Demande de permis de construire

 

Ouverture du chantier

 

Réalisation et réception des travaux

 

Phase exploratoire

Cette phase exploratoire doit en principe être menée par le maître d’ouvrage, elle nécessite un certain nombre de démarches. L'architecte peut assister dans le cadre d’une « mission spéciale » précisée dans le contrat.

Le terrain est-il constructible ? Il s’agit du terrain dont le maitre d'ouvrage est propriétaire ou pour lequel il a signé un engagement d’achat :« promesse de vente, compromis ».
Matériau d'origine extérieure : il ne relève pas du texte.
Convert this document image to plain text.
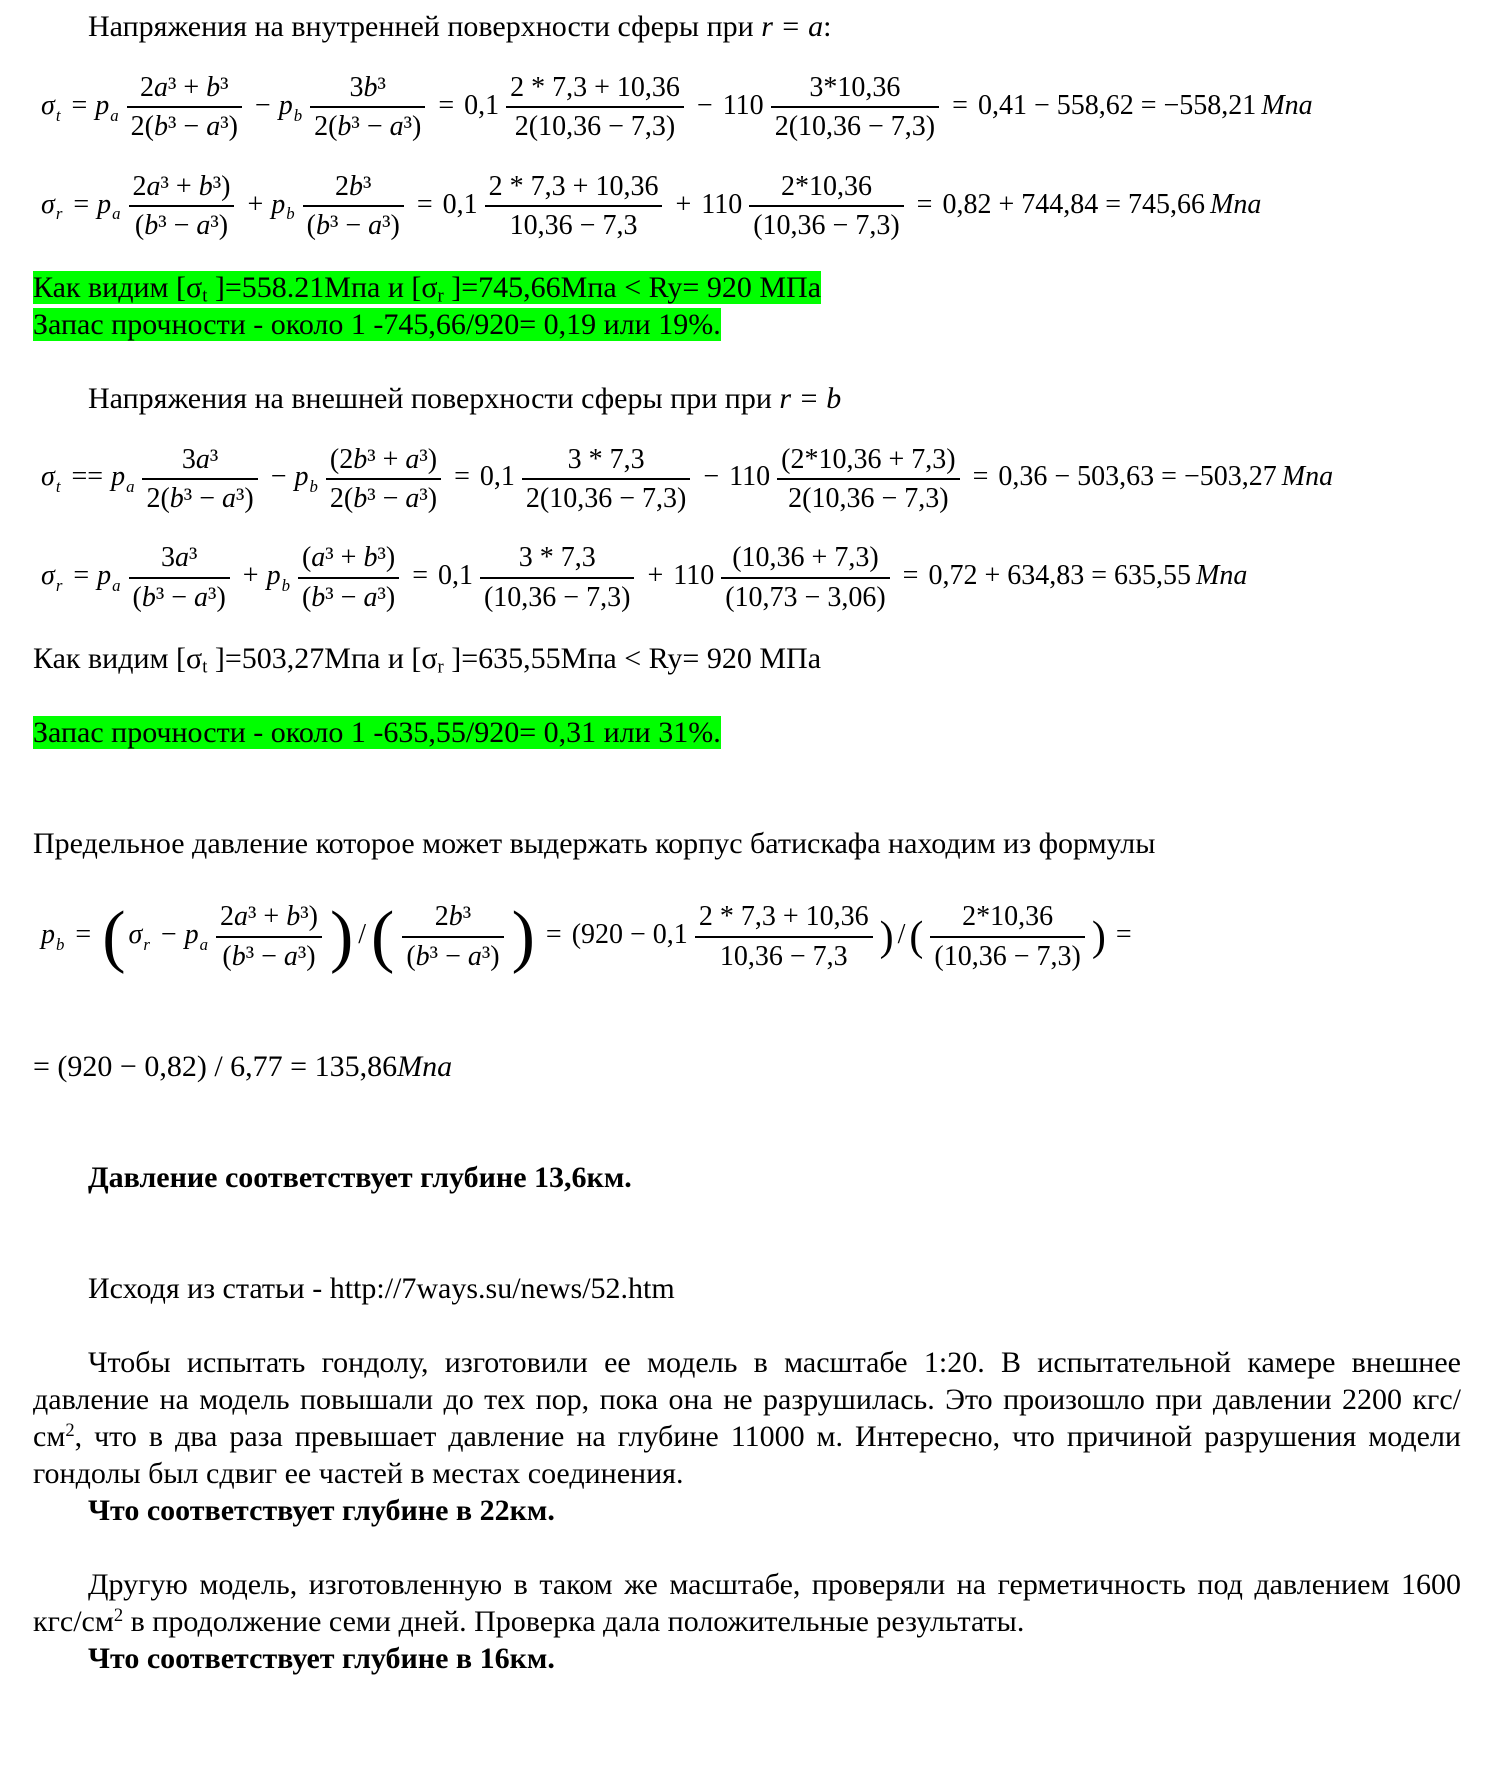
Напряжения на внутренней поверхности сферы при r = a:
$\sigma_t = p_a \frac{\text{2a³ + b³}}{\text{2(b³ − a³)}} - p_b \frac{\text{3b³}}{\text{2(b³ − a³)}} = 0,1 \frac{2 * 7,3 + 10,36}{2(10,36 - 7,3)} - 110 \frac{3*10,36}{2(10,36 - 7,3)} = 0,41 - 558,62 = -558,21$ Мпа
$\sigma_r = p_a \frac{\text{2a³ + b³)}}{\text{(b³ − a³)}} + p_b \frac{\text{2b³}}{\text{(b³ − a³)}} = 0,1 \frac{2 * 7,3 + 10,36}{10,36 - 7,3} + 110 \frac{2*10,36}{(10,36 - 7,3)} = 0,82 + 744,84 = 745,66$ Мпа
Как видим [$\sigma_t$ ]=558.21Мпа и [$\sigma_r$ ]=745,66Мпа < Ry= 920 МПа
Запас прочности - около 1 -745,66/920= 0,19 или 19%.
Напряжения на внешней поверхности сферы при при r = b
$\sigma_t == p_a \frac{\text{3a³}}{\text{2(b³ − a³)}} - p_b \frac{\text{(2b³ + a³)}}{\text{2(b³ − a³)}} = 0,1 \frac{3 * 7,3}{2(10,36 - 7,3)} - 110 \frac{(2*10,36 + 7,3)}{2(10,36 - 7,3)} = 0,36 - 503,63 = -503,27$ Мпа
$\sigma_r = p_a \frac{\text{3a³}}{\text{(b³ − a³)}} + p_b \frac{\text{(a³ + b³)}}{\text{(b³ − a³)}} = 0,1 \frac{3 * 7,3}{(10,36 - 7,3)} + 110 \frac{(10,36 + 7,3)}{(10,73 - 3,06)} = 0,72 + 634,83 = 635,55$ Мпа
Как видим [$\sigma_t$ ]=503,27Мпа и [$\sigma_r$ ]=635,55Мпа < Ry= 920 МПа
Запас прочности - около 1 -635,55/920= 0,31 или 31%.
Предельное давление которое может выдержать корпус батискафа находим из формулы
$p_b$ = ( $\sigma_r - p_a \frac{\text{2a³ + b³)}}{\text{(b³ − a³)}}$ ) /( $\frac{\text{2b³}}{\text{(b³ − a³)}}$ ) = ($920 - 0,1 \frac{2 * 7,3 + 10,36}{10,36 - 7,3}$ ) /( $\frac{2*10,36}{(10,36 - 7,3)}$ ) =
= (920 − 0,82) / 6,77 = 135,86Мпа
Давление соответствует глубине 13,6км.
Исходя из статьи - http://7ways.su/news/52.htm
Чтобы испытать гондолу, изготовили ее модель в масштабе 1:20. В испытательной камере внешнее давление на модель повышали до тех пор, пока она не разрушилась. Это произошло при давлении 2200 кгс/$см^2$, что в два раза превышает давление на глубине 11000 м. Интересно, что причиной разрушения модели гондолы был сдвиг ее частей в местах соединения.
Что соответствует глубине в 22км.
Другую модель, изготовленную в таком же масштабе, проверяли на герметичность под давлением 1600 кгс/$см^2$ в продолжение семи дней. Проверка дала положительные результаты.
Что соответствует глубине в 16км.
  • Demande de certificat d’urbanisme : ce document précise, dans le cas où le terrain est constructible, les servitudes administratives dont on doit tenir compte et les dispositions d’urbanisme à respecter :
    • servitudes administratives : projets d’expropriation, règles d’alignement, périmètres de rénovation ….
    • dispositions d’urbanisme concernant la construction : densité autorisée, hauteur, aspect extérieur, destination, implantation par rapport aux voisins et à la voirie, autorisation si nécessaire de démolir des bâtiments existants, classement dans un secteur protégé, classé ou sauvegardé

La demande de certificat d’urbanisme doit être adressée en quatre exemplaires, par lettre recommandée avec accusé de réception, à la mairie de la commune où se situe le terrain. Il s’obtient dans un délai maximum de deux mois : c’est le propriétaire du terrain qui en fait la demande et c’est levendeur ou son notaire qui le procure, si une promesse de vente est signée.
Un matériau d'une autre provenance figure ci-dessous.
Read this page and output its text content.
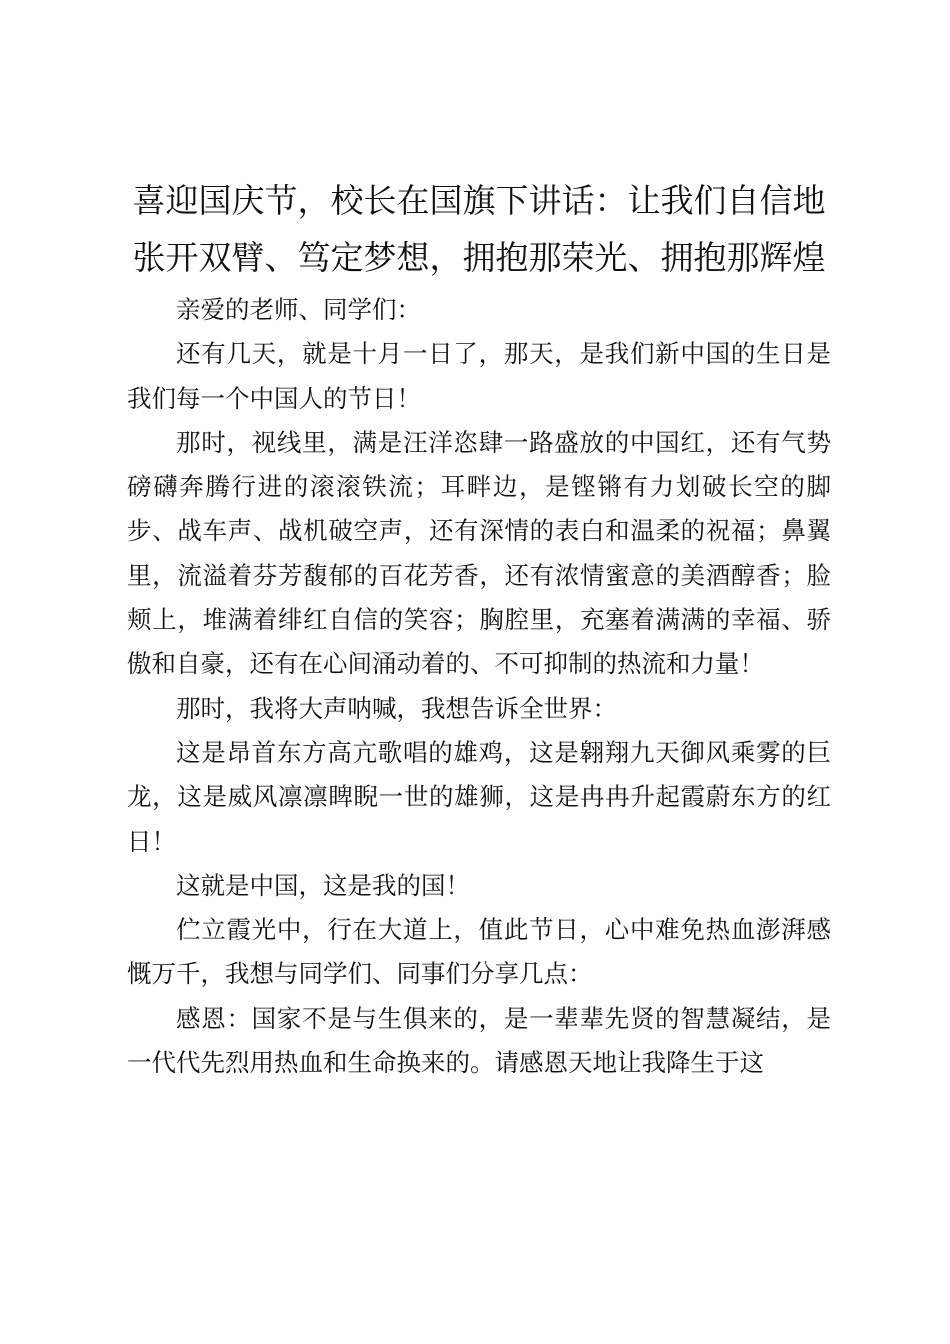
喜迎国庆节，校长在国旗下讲话：让我们自信地张开双臂、笃定梦想，拥抱那荣光、拥抱那辉煌

亲爱的老师、同学们：

还有几天，就是十月一日了，那天，是我们新中国的生日是我们每一个中国人的节日！

那时，视线里，满是汪洋恣肆一路盛放的中国红，还有气势磅礴奔腾行进的滚滚铁流；耳畔边，是铿锵有力划破长空的脚步、战车声、战机破空声，还有深情的表白和温柔的祝福；鼻翼里，流溢着芬芳馥郁的百花芳香，还有浓情蜜意的美酒醇香；脸颊上，堆满着绯红自信的笑容；胸腔里，充塞着满满的幸福、骄傲和自豪，还有在心间涌动着的、不可抑制的热流和力量！

那时，我将大声呐喊，我想告诉全世界：

这是昂首东方高亢歌唱的雄鸡，这是翱翔九天御风乘雾的巨龙，这是威风凛凛睥睨一世的雄狮，这是冉冉升起霞蔚东方的红日！

这就是中国，这是我的国！

伫立霞光中，行在大道上，值此节日，心中难免热血澎湃感慨万千，我想与同学们、同事们分享几点：

感恩：国家不是与生俱来的，是一辈辈先贤的智慧凝结，是一代代先烈用热血和生命换来的。请感恩天地让我降生于这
  • Le terrain ne comporte pas de servitudes privées qui nuiraient au projet : droit de puisage et de passage, contrainte de mitoyenneté, servitude de vue sur les propriétés voisines, limites de propriété non précisées nécessitant une action en bornage, interdiction de construire (clause de « non aedificandi »).
  • Le terrain est « techniquement » constructible :
    • vérification du sous-sol : si le certificat d’urbanisme informe que le terrain est situé dans une zone à risques (sous-sol instable par exemple), le dossier de demande de permis de construire devra être accompagné d’une étude géologique qui précisera les précautions à prendre
    • le terrain viabilisé : raccordement aux égouts, voirie, alimentation en eau, alimentation en électricité, gaz et téléphone.
    • le terrain est soumis ou non à la législation sur le défrichement.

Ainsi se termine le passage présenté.